Sore ini, ia harus merencanakan sesuatu, bukan untuk Nana, untuk dirinya sendiri.

#

#

Jongin masih mengelus anjing peliharaan Nana. Setelah Nana pergi, Mong diputuskan tetap tinggal di Seoul dengan alasan kereta yang membawa Nana tidak memperbolehkan membawa hewan. Alasan yang terlalu sederhana menurut Kai, bagaimana pun juga Nana sudah merawat Mong sejak mereka kecil, ikatannya sudah terjalin kuat dan putus begitu saja karena kereta tidak memperbolehkan?

Kai tidak tahu kenapa ia jadi mempertanyakan hal itu, akhir-akhir ini selalu mempertanyakan apapun yang bisa dipertanyakan agar hidupnya tidak selalu berpusat pada Nana. Rasanya hidup semakin berjalan tidak masuk akal sejak kekalahannya di monopoli beberapa hari lalu. Hanya karena Kai menginap di rumah Soojung di Inggris yang harganya $300 ia kalah. Padahal rumah di Inggris yang paling murah tapi ia kalah.
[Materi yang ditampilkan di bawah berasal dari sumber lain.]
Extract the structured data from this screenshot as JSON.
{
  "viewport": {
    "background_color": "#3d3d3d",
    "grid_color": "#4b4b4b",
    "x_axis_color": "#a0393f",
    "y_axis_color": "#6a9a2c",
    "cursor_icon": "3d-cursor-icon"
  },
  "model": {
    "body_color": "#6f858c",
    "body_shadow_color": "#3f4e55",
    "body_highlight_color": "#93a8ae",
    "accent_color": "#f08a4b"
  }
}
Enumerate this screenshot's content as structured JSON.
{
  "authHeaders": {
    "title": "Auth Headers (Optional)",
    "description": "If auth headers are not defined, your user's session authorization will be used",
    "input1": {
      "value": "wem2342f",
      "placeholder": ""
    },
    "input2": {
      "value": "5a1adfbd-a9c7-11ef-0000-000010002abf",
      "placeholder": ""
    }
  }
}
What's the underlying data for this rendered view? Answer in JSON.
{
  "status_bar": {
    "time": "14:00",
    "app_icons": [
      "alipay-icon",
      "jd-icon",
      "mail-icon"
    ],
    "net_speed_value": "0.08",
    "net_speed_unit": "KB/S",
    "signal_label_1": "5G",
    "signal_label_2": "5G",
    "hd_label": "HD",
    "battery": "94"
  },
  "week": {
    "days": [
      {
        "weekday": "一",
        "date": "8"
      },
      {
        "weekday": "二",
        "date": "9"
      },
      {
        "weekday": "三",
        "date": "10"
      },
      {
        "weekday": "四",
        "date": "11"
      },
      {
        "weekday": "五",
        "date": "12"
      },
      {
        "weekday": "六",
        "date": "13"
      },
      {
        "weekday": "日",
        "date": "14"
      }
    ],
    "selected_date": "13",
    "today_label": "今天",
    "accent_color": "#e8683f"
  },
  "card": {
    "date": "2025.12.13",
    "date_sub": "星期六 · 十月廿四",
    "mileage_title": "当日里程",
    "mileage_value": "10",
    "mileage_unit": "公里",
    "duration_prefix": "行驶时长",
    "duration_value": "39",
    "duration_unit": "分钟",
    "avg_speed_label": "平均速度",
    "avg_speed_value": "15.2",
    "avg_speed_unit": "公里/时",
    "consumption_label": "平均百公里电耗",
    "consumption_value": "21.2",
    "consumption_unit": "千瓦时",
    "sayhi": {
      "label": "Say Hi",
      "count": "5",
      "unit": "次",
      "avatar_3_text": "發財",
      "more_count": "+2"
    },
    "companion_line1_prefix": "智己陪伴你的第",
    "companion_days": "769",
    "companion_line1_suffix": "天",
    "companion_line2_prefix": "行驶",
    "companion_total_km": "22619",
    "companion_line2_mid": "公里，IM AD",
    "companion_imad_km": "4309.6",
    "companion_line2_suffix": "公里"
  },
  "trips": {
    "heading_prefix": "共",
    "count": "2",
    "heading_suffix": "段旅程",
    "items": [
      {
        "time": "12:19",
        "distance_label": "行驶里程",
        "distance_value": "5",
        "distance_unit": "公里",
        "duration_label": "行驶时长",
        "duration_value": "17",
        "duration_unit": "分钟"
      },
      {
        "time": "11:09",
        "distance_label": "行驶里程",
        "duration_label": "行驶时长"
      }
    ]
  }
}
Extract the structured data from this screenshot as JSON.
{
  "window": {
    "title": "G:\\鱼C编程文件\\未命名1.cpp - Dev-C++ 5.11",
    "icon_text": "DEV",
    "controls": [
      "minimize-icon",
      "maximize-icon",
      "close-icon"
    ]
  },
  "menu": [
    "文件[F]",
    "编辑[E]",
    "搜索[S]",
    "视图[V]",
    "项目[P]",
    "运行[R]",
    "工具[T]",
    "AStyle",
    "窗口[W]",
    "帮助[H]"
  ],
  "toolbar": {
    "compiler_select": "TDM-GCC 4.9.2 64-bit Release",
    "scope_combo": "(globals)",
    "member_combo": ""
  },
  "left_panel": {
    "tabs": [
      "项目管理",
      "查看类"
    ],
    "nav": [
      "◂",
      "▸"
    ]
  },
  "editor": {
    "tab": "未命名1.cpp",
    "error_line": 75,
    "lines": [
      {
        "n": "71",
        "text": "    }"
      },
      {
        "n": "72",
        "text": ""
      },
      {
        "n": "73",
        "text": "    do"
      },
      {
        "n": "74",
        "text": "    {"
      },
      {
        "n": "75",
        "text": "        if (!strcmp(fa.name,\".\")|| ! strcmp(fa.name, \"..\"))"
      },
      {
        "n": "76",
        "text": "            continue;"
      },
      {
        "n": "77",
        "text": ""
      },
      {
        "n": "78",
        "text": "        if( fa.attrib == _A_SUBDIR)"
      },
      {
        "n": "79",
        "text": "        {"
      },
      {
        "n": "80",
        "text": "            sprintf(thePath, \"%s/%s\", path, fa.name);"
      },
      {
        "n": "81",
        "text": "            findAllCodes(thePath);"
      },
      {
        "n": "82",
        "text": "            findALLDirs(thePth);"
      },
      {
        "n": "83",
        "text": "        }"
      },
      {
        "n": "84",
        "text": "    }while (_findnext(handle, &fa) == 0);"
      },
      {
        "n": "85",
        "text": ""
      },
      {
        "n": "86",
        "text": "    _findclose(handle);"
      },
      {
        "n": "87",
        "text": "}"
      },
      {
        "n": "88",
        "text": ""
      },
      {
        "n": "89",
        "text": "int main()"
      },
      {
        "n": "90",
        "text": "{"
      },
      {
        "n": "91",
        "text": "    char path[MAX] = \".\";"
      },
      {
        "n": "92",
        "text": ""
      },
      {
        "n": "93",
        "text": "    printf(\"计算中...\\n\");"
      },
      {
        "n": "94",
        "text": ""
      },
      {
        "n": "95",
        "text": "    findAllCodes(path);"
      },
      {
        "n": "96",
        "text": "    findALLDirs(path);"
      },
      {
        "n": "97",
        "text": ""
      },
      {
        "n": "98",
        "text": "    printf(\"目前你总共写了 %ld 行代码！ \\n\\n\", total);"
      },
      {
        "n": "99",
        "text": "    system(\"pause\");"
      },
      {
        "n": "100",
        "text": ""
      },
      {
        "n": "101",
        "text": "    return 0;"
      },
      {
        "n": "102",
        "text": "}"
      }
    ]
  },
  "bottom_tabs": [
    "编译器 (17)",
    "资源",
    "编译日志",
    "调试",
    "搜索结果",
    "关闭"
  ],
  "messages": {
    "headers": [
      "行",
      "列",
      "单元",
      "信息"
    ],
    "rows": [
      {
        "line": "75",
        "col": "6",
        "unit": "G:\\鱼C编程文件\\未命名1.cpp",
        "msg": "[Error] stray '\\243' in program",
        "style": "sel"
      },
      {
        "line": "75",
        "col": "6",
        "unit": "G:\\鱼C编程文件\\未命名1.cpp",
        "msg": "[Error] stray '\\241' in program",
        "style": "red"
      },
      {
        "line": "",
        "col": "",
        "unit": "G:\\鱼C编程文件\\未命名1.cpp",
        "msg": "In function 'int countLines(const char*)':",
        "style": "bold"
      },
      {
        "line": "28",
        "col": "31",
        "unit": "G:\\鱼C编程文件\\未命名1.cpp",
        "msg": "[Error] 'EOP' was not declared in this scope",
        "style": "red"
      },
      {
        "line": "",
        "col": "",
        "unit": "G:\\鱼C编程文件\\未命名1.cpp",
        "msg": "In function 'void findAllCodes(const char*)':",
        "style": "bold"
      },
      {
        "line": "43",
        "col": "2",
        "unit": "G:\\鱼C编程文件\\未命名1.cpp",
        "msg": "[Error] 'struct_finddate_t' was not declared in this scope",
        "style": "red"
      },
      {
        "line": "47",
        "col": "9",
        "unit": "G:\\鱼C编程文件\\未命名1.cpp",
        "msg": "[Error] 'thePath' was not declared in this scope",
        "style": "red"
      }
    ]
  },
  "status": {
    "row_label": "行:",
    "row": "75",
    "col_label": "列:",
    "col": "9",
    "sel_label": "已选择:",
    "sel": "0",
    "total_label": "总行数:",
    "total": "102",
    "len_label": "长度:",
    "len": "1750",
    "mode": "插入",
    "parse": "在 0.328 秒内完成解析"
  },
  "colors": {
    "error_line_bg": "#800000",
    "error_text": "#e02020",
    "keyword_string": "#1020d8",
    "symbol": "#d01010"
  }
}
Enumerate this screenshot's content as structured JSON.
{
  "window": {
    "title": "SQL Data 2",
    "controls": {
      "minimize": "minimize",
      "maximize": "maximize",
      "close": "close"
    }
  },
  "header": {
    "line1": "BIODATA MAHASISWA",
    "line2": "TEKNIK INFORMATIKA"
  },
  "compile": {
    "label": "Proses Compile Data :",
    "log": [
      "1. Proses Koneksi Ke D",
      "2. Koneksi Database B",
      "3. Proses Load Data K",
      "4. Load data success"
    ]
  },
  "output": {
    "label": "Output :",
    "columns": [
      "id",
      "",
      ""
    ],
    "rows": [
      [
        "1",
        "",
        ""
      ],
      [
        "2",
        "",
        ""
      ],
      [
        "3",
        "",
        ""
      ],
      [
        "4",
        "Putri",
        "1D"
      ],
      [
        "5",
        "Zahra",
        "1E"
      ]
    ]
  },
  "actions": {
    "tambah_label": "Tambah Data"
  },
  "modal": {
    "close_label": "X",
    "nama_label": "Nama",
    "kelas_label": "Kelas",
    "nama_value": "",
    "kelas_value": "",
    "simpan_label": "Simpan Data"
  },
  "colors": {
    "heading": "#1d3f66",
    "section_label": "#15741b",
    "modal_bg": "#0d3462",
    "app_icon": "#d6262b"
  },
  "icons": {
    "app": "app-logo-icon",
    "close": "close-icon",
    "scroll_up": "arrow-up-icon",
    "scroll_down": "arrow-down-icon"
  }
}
Kalah telak, rebut Nana dari Sehun untukku.” Kalimat terakhir dari Soojung masih terngiang di telinganya, sangat mengganggu seperti dengung lalat yang ingin sekali dipukul, tapi memukul lalat menjijikkan sekali sehingga Kai tidak bisa melakukannya.

Ketika Jongin memutuskan akan mengirim surat untuk Nana tiba-tiba ponselnya berdering. Di layarnya terpampang nomor tidak dikenal yang sempat membuatnya mengernyit, lalu ketika ia ingat dari awal dirinya memang tidak pernah menyimpan nama di ponsel Kai segera menerima panggilan itu.

“Ini Kim Jongin atau Kai?” Si penelpon langsung berkata, pertama Kai tahu, nomor tidak dikenal ini memang benar-benar tidak dikenal karena suara yang terdengar benar-benar asing.

“Ya—“

“Aku Kyungsoo teman Nana di sekolah barunya, aku dapat nomormu dari orang bernama Sehun.”

“Nana? Kim Nana?” Kai mengepal tangannya, langsung merasa mendapat kekuatan mendengar nama itu tersebut.

“Yah dia. Perempuan sinting itu. Aku menelpon hanya ingin mengatakan kau harus datang ke sini karena Kim Nana berusaha bunuh diri, aku berusaha menghentikkannya tapi ia masih ingin melukai nadinya sendiri. Tolong kau datang, neneknya Nana masih tidur siang aku tidak bisa mengganggunya.”

Lalu telepon putus dan Kai segera berlari menuju stasiun kereta tanpa otak benar-benar bekerja.

#

#

Setelah turun dari kereta Sehun segera berjalan cepat menuju taman yang orang bernama Kyungsoo itu maksud. Beberapa jam lalu ia baru saja mendapat panggilan dari nomor terkutuk yang selalu Nana camkan padanya, dan mengetahui betapa tidak realistisnya Nana kadang-kadang ia memutuskan tetap berbicara pada orang yang kata Nana kalau bicara padanya kau akan mendapat kesialan dalam waktu 3×24 jam.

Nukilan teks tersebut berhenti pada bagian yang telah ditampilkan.